Putting the numbers in more context, Tothy says that the hospital usually admits about 8% of the patients who come to the ED, but that number is closer to 15% now. "We have almost doubled our admissions, and not only are we doubling our admissions percentage, our volumes are higher," she says. "When you talk about wait times and overcrowding, it is almost always the adult side of the world that gets [the attention]. We forget that pediatric EDs can have that same experience."
The hospital alerted the CDC to what it was seeing in late August — not long after Children’s Mercy Hospital notified the agency. At this point, however, the hospital isn’t testing for the virus anymore because treatment is the same whether the patients have enterovirus D68 or another virus, explains Tothy. "What really matters is how we take care of them," she says. "It’s really affecting our asthmatic patients significantly, and our toddlers."
Handling the sustained surge in patient volume has been very challenging, observes Tothy. "We have a standing surge plan that we review regularly for disaster planning, but this required a very quick influx of resources for a longer period of time," she says.
Consequently, administrators from throughout the hospital evaluated how they could allocate resources appropriately for an extended period. "It has involved pulling our physicians in for more clinical time in the ED and we have had to increase our nursing staff, but it does not just involve doctors and nurses," says Tothy. "It includes environmental services staff, our techs who transport patients, and our coordinators who register patients. It includes a whole workforce that we have had to rapidly surge."
In fact, Tothy notes that the biggest challenge has been trying to make sure the hospital doesn’t burn out the resources it has. Her advice to other hospitals that have not yet seen a surge in patients with EV-D68 is to start planning now just in case. "Assume that you need resources and put those resources in place so that it doesn’t take you by surprise," she says.
Also, don’t just plan at your gateway point or entry point level, advises Tothy. "It is not just the ED that has to surge. It is the floors and the ICU," she says. "Consider how you will move patients throughout your system efficiently, rapidly, and — most important — safely while maintaining expert, experienced care."

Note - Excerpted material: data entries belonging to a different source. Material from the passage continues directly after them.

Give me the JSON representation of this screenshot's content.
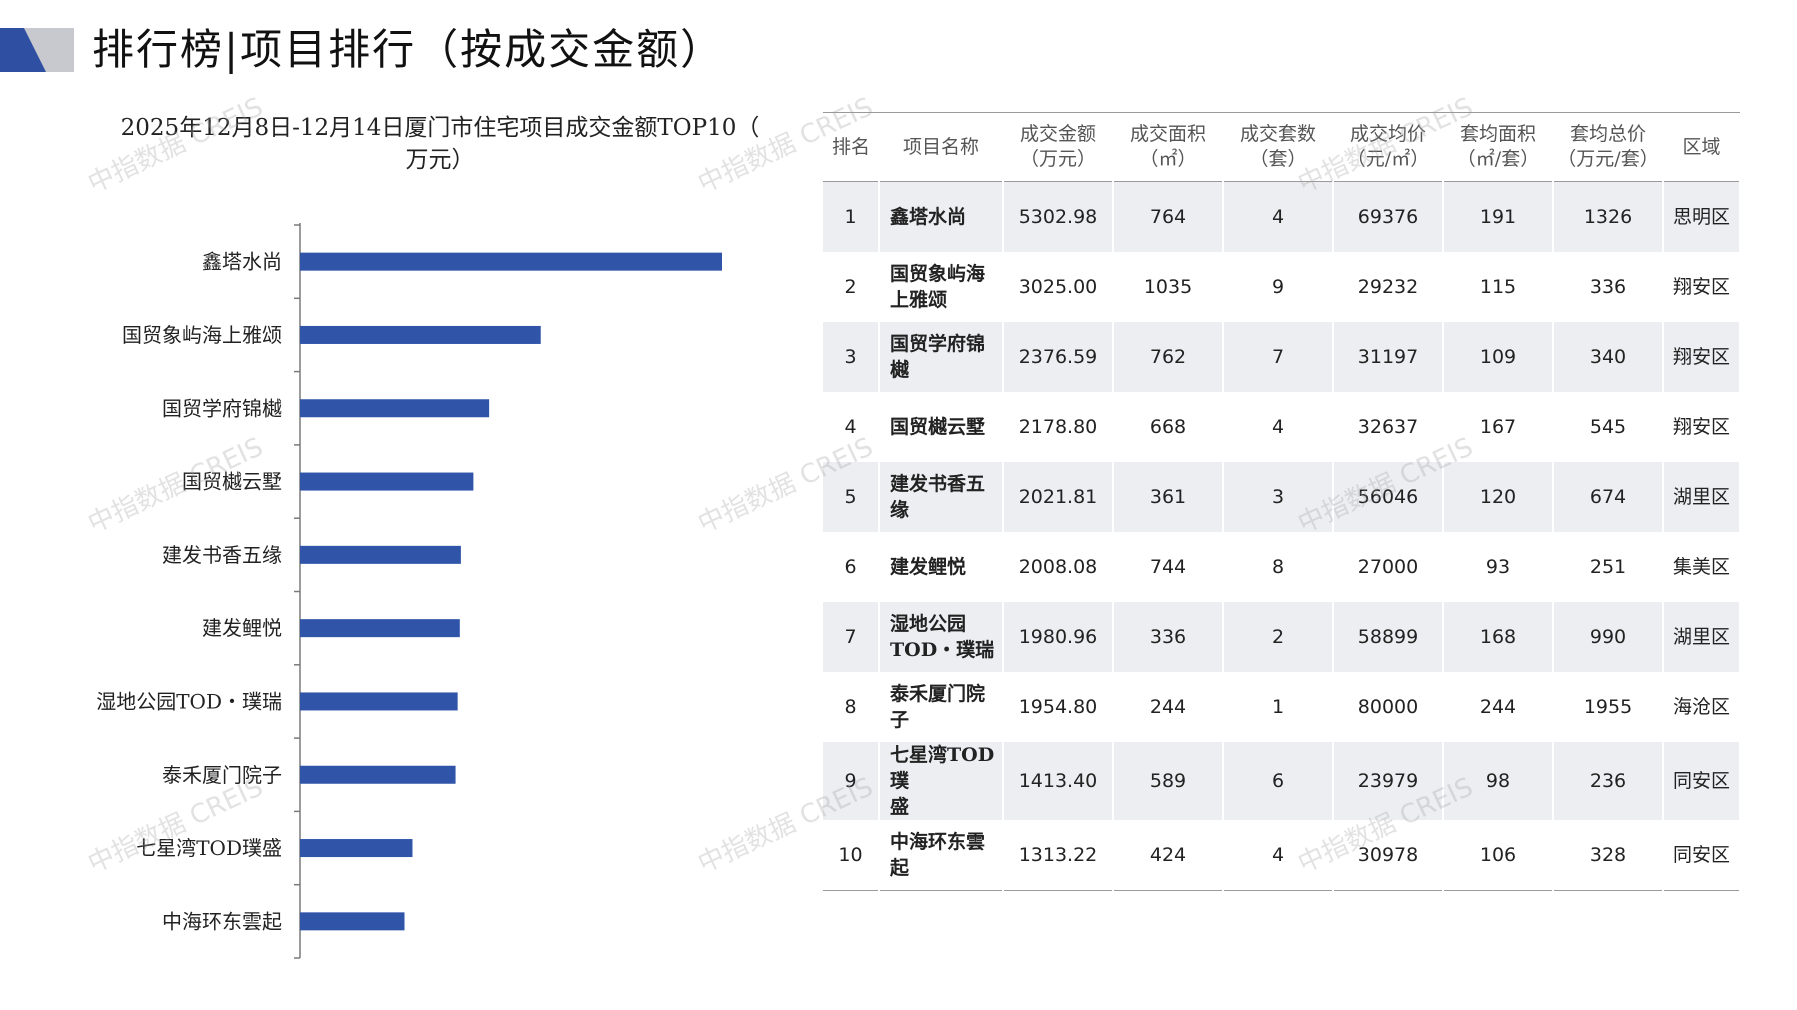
{
  "header": {
    "title": "排行榜|项目排行（按成交金额）"
  },
  "colors": {
    "bar": "#2f54a8",
    "logo_dark": "#2f4fa3",
    "logo_light": "#c8c9cf",
    "row_band": "#eceef1"
  },
  "watermark": "中指数据 CREIS",
  "chart_data": {
    "type": "bar",
    "orientation": "horizontal",
    "title": "2025年12月8日-12月14日厦门市住宅项目成交金额TOP10（万元）",
    "title_lines": [
      "2025年12月8日-12月14日厦门市住宅项目成交金额TOP10（",
      "万元）"
    ],
    "categories": [
      "鑫塔水尚",
      "国贸象屿海上雅颂",
      "国贸学府锦樾",
      "国贸樾云墅",
      "建发书香五缘",
      "建发鲤悦",
      "湿地公园TOD・璞瑞",
      "泰禾厦门院子",
      "七星湾TOD璞盛",
      "中海环东雲起"
    ],
    "values": [
      5302.98,
      3025.0,
      2376.59,
      2178.8,
      2021.81,
      2008.08,
      1980.96,
      1954.8,
      1413.4,
      1313.22
    ],
    "xlim": [
      0,
      5302.98
    ],
    "grid": false,
    "legend": "none"
  },
  "table": {
    "headers": [
      [
        "排名",
        ""
      ],
      [
        "项目名称",
        ""
      ],
      [
        "成交金额",
        "（万元）"
      ],
      [
        "成交面积",
        "（㎡）"
      ],
      [
        "成交套数",
        "（套）"
      ],
      [
        "成交均价",
        "（元/㎡）"
      ],
      [
        "套均面积",
        "（㎡/套）"
      ],
      [
        "套均总价",
        "（万元/套）"
      ],
      [
        "区域",
        ""
      ]
    ],
    "rows": [
      {
        "rank": "1",
        "name": [
          "鑫塔水尚",
          ""
        ],
        "amount": "5302.98",
        "area": "764",
        "units": "4",
        "price": "69376",
        "avg_area": "191",
        "avg_total": "1326",
        "district": "思明区"
      },
      {
        "rank": "2",
        "name": [
          "国贸象屿海",
          "上雅颂"
        ],
        "amount": "3025.00",
        "area": "1035",
        "units": "9",
        "price": "29232",
        "avg_area": "115",
        "avg_total": "336",
        "district": "翔安区"
      },
      {
        "rank": "3",
        "name": [
          "国贸学府锦",
          "樾"
        ],
        "amount": "2376.59",
        "area": "762",
        "units": "7",
        "price": "31197",
        "avg_area": "109",
        "avg_total": "340",
        "district": "翔安区"
      },
      {
        "rank": "4",
        "name": [
          "国贸樾云墅",
          ""
        ],
        "amount": "2178.80",
        "area": "668",
        "units": "4",
        "price": "32637",
        "avg_area": "167",
        "avg_total": "545",
        "district": "翔安区"
      },
      {
        "rank": "5",
        "name": [
          "建发书香五",
          "缘"
        ],
        "amount": "2021.81",
        "area": "361",
        "units": "3",
        "price": "56046",
        "avg_area": "120",
        "avg_total": "674",
        "district": "湖里区"
      },
      {
        "rank": "6",
        "name": [
          "建发鲤悦",
          ""
        ],
        "amount": "2008.08",
        "area": "744",
        "units": "8",
        "price": "27000",
        "avg_area": "93",
        "avg_total": "251",
        "district": "集美区"
      },
      {
        "rank": "7",
        "name": [
          "湿地公园",
          "TOD・璞瑞"
        ],
        "amount": "1980.96",
        "area": "336",
        "units": "2",
        "price": "58899",
        "avg_area": "168",
        "avg_total": "990",
        "district": "湖里区"
      },
      {
        "rank": "8",
        "name": [
          "泰禾厦门院",
          "子"
        ],
        "amount": "1954.80",
        "area": "244",
        "units": "1",
        "price": "80000",
        "avg_area": "244",
        "avg_total": "1955",
        "district": "海沧区"
      },
      {
        "rank": "9",
        "name": [
          "七星湾TOD璞",
          "盛"
        ],
        "amount": "1413.40",
        "area": "589",
        "units": "6",
        "price": "23979",
        "avg_area": "98",
        "avg_total": "236",
        "district": "同安区"
      },
      {
        "rank": "10",
        "name": [
          "中海环东雲",
          "起"
        ],
        "amount": "1313.22",
        "area": "424",
        "units": "4",
        "price": "30978",
        "avg_area": "106",
        "avg_total": "328",
        "district": "同安区"
      }
    ]
  }
}
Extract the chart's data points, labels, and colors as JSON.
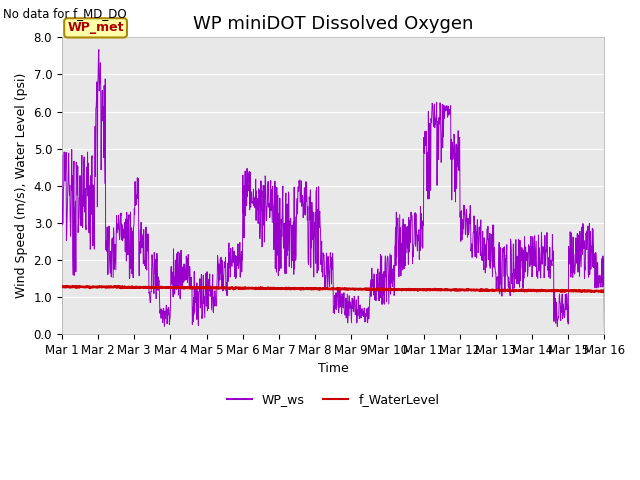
{
  "title": "WP miniDOT Dissolved Oxygen",
  "top_left_text": "No data for f_MD_DO",
  "xlabel": "Time",
  "ylabel": "Wind Speed (m/s), Water Level (psi)",
  "ylim": [
    0.0,
    8.0
  ],
  "yticks": [
    0.0,
    1.0,
    2.0,
    3.0,
    4.0,
    5.0,
    6.0,
    7.0,
    8.0
  ],
  "xtick_labels": [
    "Mar 1",
    "Mar 2",
    "Mar 3",
    "Mar 4",
    "Mar 5",
    "Mar 6",
    "Mar 7",
    "Mar 8",
    "Mar 9",
    "Mar 10",
    "Mar 11",
    "Mar 12",
    "Mar 13",
    "Mar 14",
    "Mar 15",
    "Mar 16"
  ],
  "legend_entries": [
    "WP_ws",
    "f_WaterLevel"
  ],
  "legend_colors": [
    "#9900CC",
    "#CC0000"
  ],
  "wp_ws_color": "#9900CC",
  "f_waterlevel_color": "#CC0000",
  "background_color": "#E8E8E8",
  "annotation_box_text": "WP_met",
  "annotation_box_facecolor": "#FFFFAA",
  "annotation_box_edgecolor": "#AA8800",
  "annotation_box_textcolor": "#AA0000",
  "title_fontsize": 13,
  "axis_label_fontsize": 9,
  "tick_fontsize": 8.5,
  "legend_fontsize": 9
}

To gain more information about the typical characteristics of this illness, investigators at Children’s Mercy Hospital plan to evaluate some of the cases retrospectively. "We’re looking at all of the patients that have been admitted at least to see if we can describe the virus a little bit better," says Schroeder. "We are looking at every patient that had this and was discharged and returned for any reason so we can see the natural course of the disease."
Editor’s Note: The CDC has issued guidance on EV-D68 at www.cdc.gov/non-polio-enterovirus/about/EV-D68.html.